I’m sure this has its charm to a degree.
But dating these days is harder. It requires more action on the woman’s part than it ever has.
So my shy naivety is a disadvantage.

I stopped regretting porn when I got over myself.
If I wanted to simplify it all into one sentence. Porn was a way to avoid the hard work and still get my needs met.
But I never really avoided the hard work.
I just put it into debt and let it acquire interest.
And by the time I quit I had such a huge deficit in the way I operated that it made very basic things very hard for me.
Once I got rid of that debt by facing all those hard things and dealing with them life got pretty easy and now I don’t have any regret.
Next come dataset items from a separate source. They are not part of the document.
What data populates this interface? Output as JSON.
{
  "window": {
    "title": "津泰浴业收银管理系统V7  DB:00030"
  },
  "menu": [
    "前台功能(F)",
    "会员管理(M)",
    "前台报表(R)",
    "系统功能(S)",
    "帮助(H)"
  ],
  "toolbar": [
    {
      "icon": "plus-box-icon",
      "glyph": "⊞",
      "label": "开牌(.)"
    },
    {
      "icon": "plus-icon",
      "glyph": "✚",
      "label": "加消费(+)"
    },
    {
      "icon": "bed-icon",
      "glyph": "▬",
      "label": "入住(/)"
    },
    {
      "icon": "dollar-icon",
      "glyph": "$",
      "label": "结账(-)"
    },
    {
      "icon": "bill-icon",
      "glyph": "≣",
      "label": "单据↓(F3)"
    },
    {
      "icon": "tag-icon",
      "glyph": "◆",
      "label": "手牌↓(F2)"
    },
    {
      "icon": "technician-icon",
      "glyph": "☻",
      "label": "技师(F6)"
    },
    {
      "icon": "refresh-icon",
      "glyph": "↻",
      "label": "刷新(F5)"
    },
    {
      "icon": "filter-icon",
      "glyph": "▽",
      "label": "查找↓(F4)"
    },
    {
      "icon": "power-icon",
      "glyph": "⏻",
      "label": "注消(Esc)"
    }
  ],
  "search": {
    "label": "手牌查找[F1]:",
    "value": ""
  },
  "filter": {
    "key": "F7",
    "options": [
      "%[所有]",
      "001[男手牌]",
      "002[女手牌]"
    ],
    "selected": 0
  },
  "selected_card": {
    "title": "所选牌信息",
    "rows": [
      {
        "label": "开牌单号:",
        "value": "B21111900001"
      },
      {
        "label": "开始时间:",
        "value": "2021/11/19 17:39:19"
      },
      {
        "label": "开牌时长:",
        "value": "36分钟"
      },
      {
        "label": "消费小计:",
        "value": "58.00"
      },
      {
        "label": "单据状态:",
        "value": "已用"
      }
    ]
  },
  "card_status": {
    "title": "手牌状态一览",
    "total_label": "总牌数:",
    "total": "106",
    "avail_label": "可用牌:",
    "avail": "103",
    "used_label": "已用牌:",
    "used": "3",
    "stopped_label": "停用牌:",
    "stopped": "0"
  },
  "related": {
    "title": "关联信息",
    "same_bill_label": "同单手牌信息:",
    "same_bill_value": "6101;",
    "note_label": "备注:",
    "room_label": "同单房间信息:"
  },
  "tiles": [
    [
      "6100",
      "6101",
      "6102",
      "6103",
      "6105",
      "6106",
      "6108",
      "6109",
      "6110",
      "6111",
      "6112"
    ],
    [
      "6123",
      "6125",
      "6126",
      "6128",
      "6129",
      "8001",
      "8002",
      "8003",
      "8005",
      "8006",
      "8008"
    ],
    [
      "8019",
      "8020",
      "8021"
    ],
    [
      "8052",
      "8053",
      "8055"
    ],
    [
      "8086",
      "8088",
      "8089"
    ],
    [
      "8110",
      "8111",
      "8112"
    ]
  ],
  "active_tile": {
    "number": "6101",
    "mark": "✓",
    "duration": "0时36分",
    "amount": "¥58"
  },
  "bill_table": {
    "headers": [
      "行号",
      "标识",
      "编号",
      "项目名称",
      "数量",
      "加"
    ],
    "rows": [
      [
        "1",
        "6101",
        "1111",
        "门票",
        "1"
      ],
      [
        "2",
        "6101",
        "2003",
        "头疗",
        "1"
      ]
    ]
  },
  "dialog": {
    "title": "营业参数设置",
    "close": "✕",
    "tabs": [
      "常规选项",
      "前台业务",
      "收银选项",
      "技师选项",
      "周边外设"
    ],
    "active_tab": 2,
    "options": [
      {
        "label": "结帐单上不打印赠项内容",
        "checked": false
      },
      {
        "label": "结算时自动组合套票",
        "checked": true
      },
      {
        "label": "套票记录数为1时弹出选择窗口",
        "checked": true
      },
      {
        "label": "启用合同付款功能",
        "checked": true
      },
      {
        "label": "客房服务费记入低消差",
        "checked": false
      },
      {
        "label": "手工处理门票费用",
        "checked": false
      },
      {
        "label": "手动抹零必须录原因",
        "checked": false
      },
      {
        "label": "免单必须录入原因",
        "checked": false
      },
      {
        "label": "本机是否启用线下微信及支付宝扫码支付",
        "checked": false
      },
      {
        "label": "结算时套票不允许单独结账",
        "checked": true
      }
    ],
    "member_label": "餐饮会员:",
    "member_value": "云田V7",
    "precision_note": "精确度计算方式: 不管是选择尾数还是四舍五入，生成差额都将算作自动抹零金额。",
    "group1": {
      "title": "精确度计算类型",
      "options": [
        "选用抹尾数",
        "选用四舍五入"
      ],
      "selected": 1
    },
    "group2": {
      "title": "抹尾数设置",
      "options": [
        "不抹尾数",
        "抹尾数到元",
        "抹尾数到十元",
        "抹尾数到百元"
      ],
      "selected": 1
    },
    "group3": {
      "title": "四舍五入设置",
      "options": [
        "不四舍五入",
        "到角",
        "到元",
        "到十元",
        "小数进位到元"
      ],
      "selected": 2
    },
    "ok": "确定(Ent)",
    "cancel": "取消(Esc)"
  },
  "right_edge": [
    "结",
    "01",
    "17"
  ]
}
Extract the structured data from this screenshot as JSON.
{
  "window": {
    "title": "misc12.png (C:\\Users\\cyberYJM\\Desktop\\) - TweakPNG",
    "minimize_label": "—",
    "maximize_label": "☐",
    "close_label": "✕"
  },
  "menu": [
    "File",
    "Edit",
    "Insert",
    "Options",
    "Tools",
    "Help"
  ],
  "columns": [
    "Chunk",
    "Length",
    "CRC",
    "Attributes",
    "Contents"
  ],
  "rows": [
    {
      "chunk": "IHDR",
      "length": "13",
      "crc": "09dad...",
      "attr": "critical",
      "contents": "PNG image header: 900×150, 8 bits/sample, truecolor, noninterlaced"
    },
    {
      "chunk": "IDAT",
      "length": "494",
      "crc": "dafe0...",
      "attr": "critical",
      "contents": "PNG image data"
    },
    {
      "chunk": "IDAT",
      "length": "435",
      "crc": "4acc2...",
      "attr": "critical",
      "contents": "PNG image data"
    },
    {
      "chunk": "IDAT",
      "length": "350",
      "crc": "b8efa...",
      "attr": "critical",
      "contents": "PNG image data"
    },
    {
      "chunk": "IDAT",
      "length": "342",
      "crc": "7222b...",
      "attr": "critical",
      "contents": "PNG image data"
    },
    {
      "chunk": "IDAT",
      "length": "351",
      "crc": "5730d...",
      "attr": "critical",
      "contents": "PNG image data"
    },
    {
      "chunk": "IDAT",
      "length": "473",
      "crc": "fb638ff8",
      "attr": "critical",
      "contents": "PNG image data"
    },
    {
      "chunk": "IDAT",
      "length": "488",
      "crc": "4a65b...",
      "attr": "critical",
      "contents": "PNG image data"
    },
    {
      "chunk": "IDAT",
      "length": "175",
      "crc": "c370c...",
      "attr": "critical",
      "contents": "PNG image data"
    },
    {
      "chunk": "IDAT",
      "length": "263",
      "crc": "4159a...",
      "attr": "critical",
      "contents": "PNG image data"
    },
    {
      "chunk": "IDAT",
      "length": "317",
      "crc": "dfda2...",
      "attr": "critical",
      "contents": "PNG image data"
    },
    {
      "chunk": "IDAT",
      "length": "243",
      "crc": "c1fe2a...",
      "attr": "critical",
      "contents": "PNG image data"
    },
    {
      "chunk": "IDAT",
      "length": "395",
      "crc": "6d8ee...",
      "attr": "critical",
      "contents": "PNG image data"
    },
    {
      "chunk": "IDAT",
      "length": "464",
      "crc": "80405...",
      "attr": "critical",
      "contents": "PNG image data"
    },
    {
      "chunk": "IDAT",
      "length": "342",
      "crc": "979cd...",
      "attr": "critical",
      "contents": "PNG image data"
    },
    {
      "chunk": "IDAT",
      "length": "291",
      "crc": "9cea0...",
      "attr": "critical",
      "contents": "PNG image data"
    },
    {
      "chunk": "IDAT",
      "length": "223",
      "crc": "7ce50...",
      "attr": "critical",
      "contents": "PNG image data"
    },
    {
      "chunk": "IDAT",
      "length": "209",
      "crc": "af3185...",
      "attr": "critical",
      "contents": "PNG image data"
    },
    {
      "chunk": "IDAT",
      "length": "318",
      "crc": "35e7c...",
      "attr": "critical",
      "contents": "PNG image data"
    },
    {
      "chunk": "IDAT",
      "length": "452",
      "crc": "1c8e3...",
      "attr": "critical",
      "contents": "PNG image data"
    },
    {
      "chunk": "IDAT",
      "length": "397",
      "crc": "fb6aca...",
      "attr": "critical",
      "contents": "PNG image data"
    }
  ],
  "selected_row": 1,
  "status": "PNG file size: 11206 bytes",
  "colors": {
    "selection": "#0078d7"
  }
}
I’m even grateful to porn.
I did the Mektoub film because of having done porn. And that was a very rare and magical experience that I wouldn’t trade.
Not to mention all the things that came from me having done the Mektoub film and the friends I made because of doing the film.
There was a man I met because of porn and it was an incredible experience even though it didn’t work out long term.
Porn did shape certain aspects of my personality that might have remained dormant if I never did it.
And it did ignite a lot of shame.
There’s nothing wrong with shame. Shame is an emotion that can give so much information and unlock so many avenues of our personalities.
Going through some bouts of shame and regret are helpful and healthy.

One response to “Do I regret doing porn?”
I’m not sure if you intended to do this, but this entry just demolished the original question I asked you about the effects excessive porn usage can have on men.
Not only does your take address the usage, it tackled the shame—and went a step further (!) by paving a way to deal with it.
On a different note there’s a comment on your threads where one of your followers mentions you were “in a different league and the best to ever do it.” I couldn’t agree more.
And now that sincerity pours out in to your writing and examination of your previous and current life. It all just tracks. The hard work opening the gates to real analysis and a deep exploration of the psychology behind both sides of the door. The one you stand behind and the one your fans, and now, your readers stand behind. And I for one really fucking appreciate it. No pressure lol 🙂 But seriously, Brava!!